Dissatisfied groups dispersed by size
Improvement in student experiences for dissatisfied and midrange groups, and participation of the highly satisfied in the process
The Experience Range portrays the collective student body’s view of the school community’s effectiveness, whether individuals feel valued and sense they belong, and if their education supports their holistic development. The entire histogram showing the number of students at each score level from approximately ± 40 communicates that there is no single experience, that students view the school at every point along the continuum, from strongly positive to deeply negative. Improving the community requires engagement with each faction, beginning with moving more students into the highly positive range, scores that indicate a substantive included experience.
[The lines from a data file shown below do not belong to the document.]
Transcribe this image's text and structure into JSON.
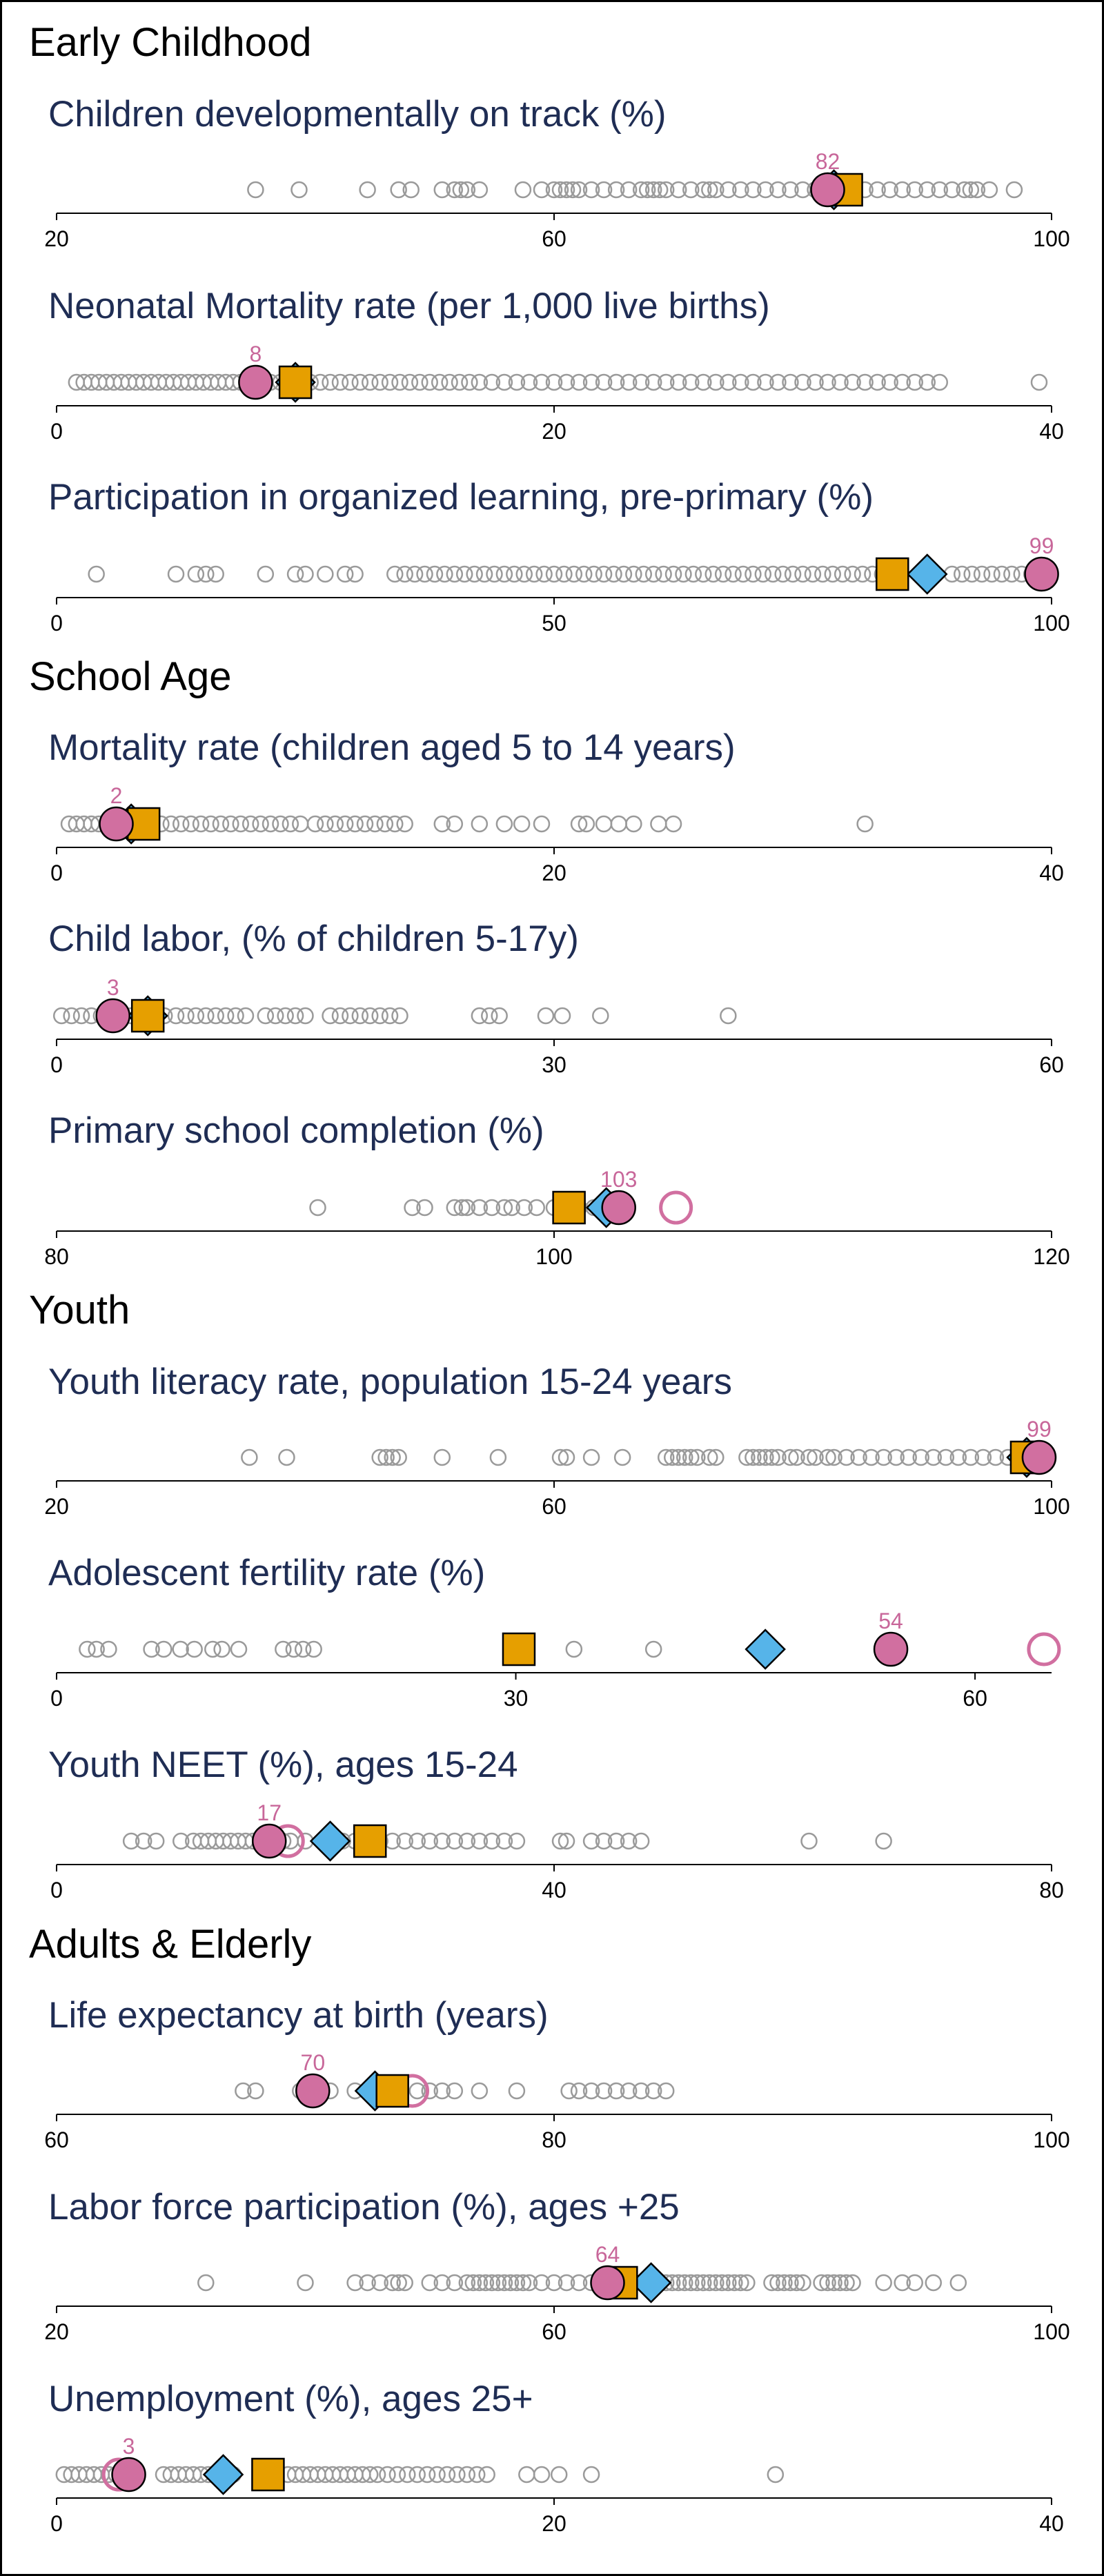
{
  "colors": {
    "background": "#ffffff",
    "border": "#000000",
    "title": "#1f2d54",
    "section": "#000000",
    "axis": "#000000",
    "other": "#9a9a9a",
    "country": "#d16fa0",
    "diamond": "#56b4e9",
    "square": "#e69f00",
    "value_label": "#c8679a"
  },
  "markers": {
    "other": "circle-outline-gray",
    "country": "circle-filled-pink",
    "ring": "circle-outline-pink",
    "diamond": "diamond-blue",
    "square": "square-orange"
  },
  "sections": [
    {
      "title": "Early Childhood"
    },
    {
      "title": "School Age"
    },
    {
      "title": "Youth"
    },
    {
      "title": "Adults & Elderly"
    }
  ],
  "chart_data": [
    {
      "type": "scatter",
      "section": 0,
      "title": "Children developmentally on track (%)",
      "xlim": [
        20,
        100
      ],
      "ticks": [
        20,
        60,
        100
      ],
      "tick_labels": [
        "20",
        "60",
        "100"
      ],
      "others": [
        36,
        39.5,
        45,
        47.5,
        48.5,
        51,
        52,
        52.5,
        53,
        54,
        57.5,
        59,
        60,
        60.5,
        61,
        61.5,
        62,
        63,
        64,
        65,
        66,
        67,
        67.5,
        68,
        68.5,
        69,
        70,
        71,
        72,
        72.5,
        73,
        74,
        75,
        76,
        77,
        78,
        79,
        80,
        81,
        83,
        84,
        85,
        86,
        87,
        88,
        89,
        90,
        91,
        92,
        93,
        93.5,
        94,
        95,
        97
      ],
      "country": 82,
      "country_label": "82",
      "ring": null,
      "diamond": 82.5,
      "square": 83.5
    },
    {
      "type": "scatter",
      "section": 0,
      "title": "Neonatal Mortality rate (per 1,000 live births)",
      "xlim": [
        0,
        40
      ],
      "ticks": [
        0,
        20,
        40
      ],
      "tick_labels": [
        "0",
        "20",
        "40"
      ],
      "others": [
        0.8,
        1.1,
        1.4,
        1.7,
        2,
        2.3,
        2.6,
        2.9,
        3.2,
        3.5,
        3.8,
        4.1,
        4.4,
        4.7,
        5,
        5.3,
        5.6,
        5.9,
        6.2,
        6.5,
        6.8,
        7.1,
        7.4,
        7.7,
        8.2,
        8.6,
        9,
        9.4,
        9.8,
        10.2,
        10.6,
        11,
        11.4,
        11.8,
        12.2,
        12.6,
        13,
        13.4,
        13.8,
        14.2,
        14.6,
        15,
        15.4,
        15.8,
        16.2,
        16.6,
        17,
        17.5,
        18,
        18.5,
        19,
        19.5,
        20,
        20.5,
        21,
        21.5,
        22,
        22.5,
        23,
        23.5,
        24,
        24.5,
        25,
        25.5,
        26,
        26.5,
        27,
        27.5,
        28,
        28.5,
        29,
        29.5,
        30,
        30.5,
        31,
        31.5,
        32,
        32.5,
        33,
        33.5,
        34,
        34.5,
        35,
        35.5,
        39.5
      ],
      "country": 8,
      "country_label": "8",
      "ring": null,
      "diamond": 9.6,
      "square": 9.6
    },
    {
      "type": "scatter",
      "section": 0,
      "title": "Participation in organized learning,  pre-primary (%)",
      "xlim": [
        0,
        100
      ],
      "ticks": [
        0,
        50,
        100
      ],
      "tick_labels": [
        "0",
        "50",
        "100"
      ],
      "others": [
        4,
        12,
        14,
        15,
        16,
        21,
        24,
        25,
        27,
        29,
        30,
        34,
        35,
        36,
        37,
        38,
        39,
        40,
        41,
        42,
        43,
        44,
        45,
        46,
        47,
        48,
        49,
        50,
        51,
        52,
        53,
        54,
        55,
        56,
        57,
        58,
        59,
        60,
        61,
        62,
        63,
        64,
        65,
        66,
        67,
        68,
        69,
        70,
        71,
        72,
        73,
        74,
        75,
        76,
        77,
        78,
        79,
        80,
        81,
        82,
        83,
        90,
        91,
        92,
        93,
        94,
        95,
        96,
        97,
        98
      ],
      "country": 99,
      "country_label": "99",
      "ring": null,
      "diamond": 87.5,
      "square": 84
    },
    {
      "type": "scatter",
      "section": 1,
      "title": "Mortality rate (children aged 5 to 14 years)",
      "xlim": [
        0,
        40
      ],
      "ticks": [
        0,
        20,
        40
      ],
      "tick_labels": [
        "0",
        "20",
        "40"
      ],
      "others": [
        0.5,
        0.8,
        1.1,
        1.4,
        1.7,
        2.3,
        2.6,
        2.9,
        3.4,
        3.8,
        4.2,
        4.6,
        5,
        5.4,
        5.8,
        6.2,
        6.6,
        7,
        7.4,
        7.8,
        8.2,
        8.6,
        9,
        9.4,
        9.8,
        10.4,
        10.8,
        11.2,
        11.6,
        12,
        12.4,
        12.8,
        13.2,
        13.6,
        14,
        15.5,
        16,
        17,
        18,
        18.7,
        19.5,
        21,
        21.3,
        22,
        22.6,
        23.2,
        24.2,
        24.8,
        32.5
      ],
      "country": 2.4,
      "country_label": "2",
      "ring": null,
      "diamond": 3,
      "square": 3.5
    },
    {
      "type": "scatter",
      "section": 1,
      "title": "Child labor, (% of children 5-17y)",
      "xlim": [
        0,
        60
      ],
      "ticks": [
        0,
        30,
        60
      ],
      "tick_labels": [
        "0",
        "30",
        "60"
      ],
      "others": [
        0.3,
        0.9,
        1.5,
        2.1,
        2.7,
        3.9,
        4.5,
        6.5,
        7.2,
        7.8,
        8.4,
        9,
        9.6,
        10.2,
        10.8,
        11.4,
        12.6,
        13.2,
        13.8,
        14.4,
        15,
        16.5,
        17.1,
        17.7,
        18.3,
        18.9,
        19.5,
        20.1,
        20.7,
        25.5,
        26.1,
        26.7,
        29.5,
        30.5,
        32.8,
        40.5
      ],
      "country": 3.4,
      "country_label": "3",
      "ring": null,
      "diamond": 5.5,
      "square": 5.5
    },
    {
      "type": "scatter",
      "section": 1,
      "title": "Primary school completion (%)",
      "xlim": [
        80,
        120
      ],
      "ticks": [
        80,
        100,
        120
      ],
      "tick_labels": [
        "80",
        "100",
        "120"
      ],
      "others": [
        90.5,
        94.3,
        94.8,
        96,
        96.3,
        96.5,
        97,
        97.5,
        98,
        98.3,
        98.8,
        99.3,
        100,
        100.5,
        101,
        101.6,
        101.9,
        102.1,
        101.8
      ],
      "country": 102.6,
      "country_label": "103",
      "ring": 104.9,
      "diamond": 102.1,
      "square": 100.6
    },
    {
      "type": "scatter",
      "section": 2,
      "title": "Youth literacy rate, population 15-24 years",
      "xlim": [
        20,
        100
      ],
      "ticks": [
        20,
        60,
        100
      ],
      "tick_labels": [
        "20",
        "60",
        "100"
      ],
      "others": [
        35.5,
        38.5,
        46,
        46.5,
        47,
        47.5,
        51,
        55.5,
        60.5,
        61,
        63,
        65.5,
        69,
        69.5,
        70,
        70.5,
        71,
        71.5,
        72.5,
        73,
        75.5,
        76,
        76.5,
        77,
        77.5,
        78,
        79,
        79.5,
        80.5,
        81,
        82,
        82.5,
        83.5,
        84.5,
        85.5,
        86.5,
        87.5,
        88.5,
        89.5,
        90.5,
        91.5,
        92.5,
        93.5,
        94.5,
        95.5,
        96.5,
        97.5
      ],
      "country": 99,
      "country_label": "99",
      "ring": 98.5,
      "diamond": 98,
      "square": 98
    },
    {
      "type": "scatter",
      "section": 2,
      "title": "Adolescent fertility rate (%)",
      "xlim": [
        0,
        65
      ],
      "ticks": [
        0,
        30,
        60
      ],
      "tick_labels": [
        "0",
        "30",
        "60"
      ],
      "others": [
        2,
        2.6,
        3.4,
        6.2,
        7,
        8.1,
        9,
        10.2,
        10.8,
        11.9,
        14.8,
        15.5,
        16.1,
        16.8,
        33.8,
        39
      ],
      "country": 54.5,
      "country_label": "54",
      "ring": 64.5,
      "diamond": 46.3,
      "square": 30.2
    },
    {
      "type": "scatter",
      "section": 2,
      "title": "Youth NEET (%), ages 15-24",
      "xlim": [
        0,
        80
      ],
      "ticks": [
        0,
        40,
        80
      ],
      "tick_labels": [
        "0",
        "40",
        "80"
      ],
      "others": [
        6,
        7,
        8,
        10,
        11,
        11.6,
        12.2,
        12.8,
        13.4,
        14,
        14.6,
        15.2,
        15.8,
        16.4,
        17.6,
        18.2,
        18.8,
        20,
        21.5,
        22.2,
        23,
        24,
        25,
        26,
        27,
        28,
        29,
        30,
        31,
        32,
        33,
        34,
        35,
        36,
        37,
        40.5,
        41,
        43,
        44,
        45,
        46,
        47,
        60.5,
        66.5
      ],
      "country": 17.1,
      "country_label": "17",
      "ring": 18.6,
      "diamond": 22,
      "square": 25.2
    },
    {
      "type": "scatter",
      "section": 3,
      "title": "Life expectancy at birth (years)",
      "xlim": [
        60,
        100
      ],
      "ticks": [
        60,
        80,
        100
      ],
      "tick_labels": [
        "60",
        "80",
        "100"
      ],
      "others": [
        67.5,
        68,
        69.8,
        70.5,
        71,
        72,
        73,
        74.5,
        75,
        75.5,
        76,
        77,
        78.5,
        80.6,
        81,
        81.5,
        82,
        82.5,
        83,
        83.5,
        84,
        84.5
      ],
      "country": 70.3,
      "country_label": "70",
      "ring": 74.3,
      "diamond": 72.8,
      "square": 73.5
    },
    {
      "type": "scatter",
      "section": 3,
      "title": "Labor force participation (%), ages +25",
      "xlim": [
        20,
        100
      ],
      "ticks": [
        20,
        60,
        100
      ],
      "tick_labels": [
        "20",
        "60",
        "100"
      ],
      "others": [
        32,
        40,
        44,
        45,
        46,
        47,
        47.5,
        48,
        50,
        51,
        52,
        53,
        53.5,
        54,
        54.5,
        55,
        55.5,
        56,
        56.5,
        57,
        57.5,
        58,
        59,
        60,
        61,
        62,
        63,
        66,
        68.5,
        69,
        69.5,
        70,
        70.5,
        71,
        71.5,
        72,
        72.5,
        73,
        73.5,
        74,
        74.5,
        75,
        75.5,
        77.5,
        78,
        78.5,
        79,
        79.5,
        80,
        81.5,
        82,
        82.5,
        83,
        83.5,
        84,
        86.5,
        88,
        89,
        90.5,
        92.5
      ],
      "country": 64.3,
      "country_label": "64",
      "ring": null,
      "diamond": 67.8,
      "square": 65.4
    },
    {
      "type": "scatter",
      "section": 3,
      "title": "Unemployment (%), ages 25+",
      "xlim": [
        0,
        40
      ],
      "ticks": [
        0,
        20,
        40
      ],
      "tick_labels": [
        "0",
        "20",
        "40"
      ],
      "others": [
        0.3,
        0.6,
        0.9,
        1.2,
        1.5,
        1.8,
        2.1,
        2.4,
        4.3,
        4.6,
        4.9,
        5.2,
        5.5,
        5.8,
        6.1,
        6.8,
        7.1,
        9.3,
        9.6,
        9.9,
        10.2,
        10.5,
        10.8,
        11.1,
        11.4,
        11.7,
        12,
        12.3,
        12.6,
        12.9,
        13.3,
        13.7,
        14.1,
        14.5,
        14.9,
        15.3,
        15.7,
        16.1,
        16.5,
        16.9,
        17.3,
        18.9,
        19.5,
        20.2,
        21.5,
        28.9
      ],
      "country": 2.9,
      "country_label": "3",
      "ring": 2.5,
      "diamond": 6.7,
      "square": 8.5
    }
  ]
}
Equally, it points out the need to reduce the number of negatively scoring students which in the best of approaches, involves the most satisfied students in the process so that they too, learn and grow. Administrators use the data to understand the full scope of this challenge, and how many students fit into each category.
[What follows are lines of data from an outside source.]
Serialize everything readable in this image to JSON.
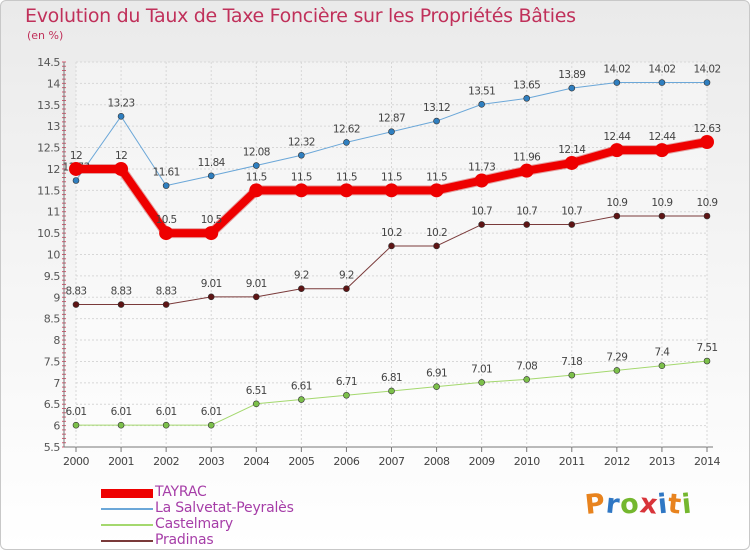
{
  "title": "Evolution du Taux de Taxe Foncière sur les Propriétés Bâties",
  "subtitle": "(en %)",
  "brand": {
    "letters": [
      "P",
      "r",
      "o",
      "x",
      "i",
      "t",
      "i"
    ],
    "colors": [
      "#e8831e",
      "#2f77c4",
      "#74b72e",
      "#d8343a",
      "#2f77c4",
      "#e8831e",
      "#74b72e"
    ]
  },
  "chart_data": {
    "type": "line",
    "title": "Evolution du Taux de Taxe Foncière sur les Propriétés Bâties",
    "ylabel": "(en %)",
    "xlabel": "",
    "ylim": [
      5.5,
      14.5
    ],
    "ytick_step": 0.5,
    "yticks": [
      "5.5",
      "6",
      "6.5",
      "7",
      "7.5",
      "8",
      "8.5",
      "9",
      "9.5",
      "10",
      "10.5",
      "11",
      "11.5",
      "12",
      "12.5",
      "13",
      "13.5",
      "14",
      "14.5"
    ],
    "categories": [
      "2000",
      "2001",
      "2002",
      "2003",
      "2004",
      "2005",
      "2006",
      "2007",
      "2008",
      "2009",
      "2010",
      "2011",
      "2012",
      "2013",
      "2014"
    ],
    "grid": true,
    "legend_position": "bottom-left",
    "series": [
      {
        "name": "La Salvetat-Peyralès",
        "color": "#6ba7d8",
        "marker": "#2f7fc0",
        "width": 1,
        "values": [
          11.73,
          13.23,
          11.61,
          11.84,
          12.08,
          12.32,
          12.62,
          12.87,
          13.12,
          13.51,
          13.65,
          13.89,
          14.02,
          14.02,
          14.02
        ],
        "labels": [
          "11.73",
          "13.23",
          "11.61",
          "11.84",
          "12.08",
          "12.32",
          "12.62",
          "12.87",
          "13.12",
          "13.51",
          "13.65",
          "13.89",
          "14.02",
          "14.02",
          "14.02"
        ]
      },
      {
        "name": "Castelmary",
        "color": "#a4d86e",
        "marker": "#7cc04a",
        "width": 1,
        "values": [
          6.01,
          6.01,
          6.01,
          6.01,
          6.51,
          6.61,
          6.71,
          6.81,
          6.91,
          7.01,
          7.08,
          7.18,
          7.29,
          7.4,
          7.51
        ],
        "labels": [
          "6.01",
          "6.01",
          "6.01",
          "6.01",
          "6.51",
          "6.61",
          "6.71",
          "6.81",
          "6.91",
          "7.01",
          "7.08",
          "7.18",
          "7.29",
          "7.4",
          "7.51"
        ]
      },
      {
        "name": "Pradinas",
        "color": "#7a3a3a",
        "marker": "#5e1414",
        "width": 1,
        "values": [
          8.83,
          8.83,
          8.83,
          9.01,
          9.01,
          9.2,
          9.2,
          10.2,
          10.2,
          10.7,
          10.7,
          10.7,
          10.9,
          10.9,
          10.9
        ],
        "labels": [
          "8.83",
          "8.83",
          "8.83",
          "9.01",
          "9.01",
          "9.2",
          "9.2",
          "10.2",
          "10.2",
          "10.7",
          "10.7",
          "10.7",
          "10.9",
          "10.9",
          "10.9"
        ]
      },
      {
        "name": "TAYRAC",
        "color": "#ee0000",
        "marker": "#ee0000",
        "width": 8,
        "values": [
          12,
          12,
          10.5,
          10.5,
          11.5,
          11.5,
          11.5,
          11.5,
          11.5,
          11.73,
          11.96,
          12.14,
          12.44,
          12.44,
          12.63
        ],
        "labels": [
          "12",
          "12",
          "10.5",
          "10.5",
          "11.5",
          "11.5",
          "11.5",
          "11.5",
          "11.5",
          "11.73",
          "11.96",
          "12.14",
          "12.44",
          "12.44",
          "12.63"
        ]
      }
    ],
    "legend": [
      {
        "name": "TAYRAC",
        "color": "#ee0000"
      },
      {
        "name": "La Salvetat-Peyralès",
        "color": "#6ba7d8"
      },
      {
        "name": "Castelmary",
        "color": "#a4d86e"
      },
      {
        "name": "Pradinas",
        "color": "#7a3a3a"
      }
    ]
  }
}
The second analysis focuses on finding common characteristics that define each part of the range, using identity and demographic subcategories. The graphics and supporting toolsets help administrators understand factors driving differences. The assessment includes a search for demographic subcategories with an unusually high percentage of students with negative scores across 22 parameters, the 21 qualities, and the Overall Score. The results are portrayed on a “Treemap” which sorts groups by size and uses color to code them according to their ratio of negative scores. The “Treemap” highlights particularly negative groups, and when viewed overall, tells whether the largest identities are more accepted and comfortable in the community. This informs administrators if associating with the largest groups ensures a more positive experience in contrast to subcategories with fewer students.
As you work through this analysis, you will become familiar with groups that stand out as being particularly negative. Tools allow you to further your understanding by ranking the 65 subgroups, independent of size, according to their “Negative Ratio.” An added “Table of Contents” provides a matrix of subcategories and qualities noting where significant negative scores were encountered.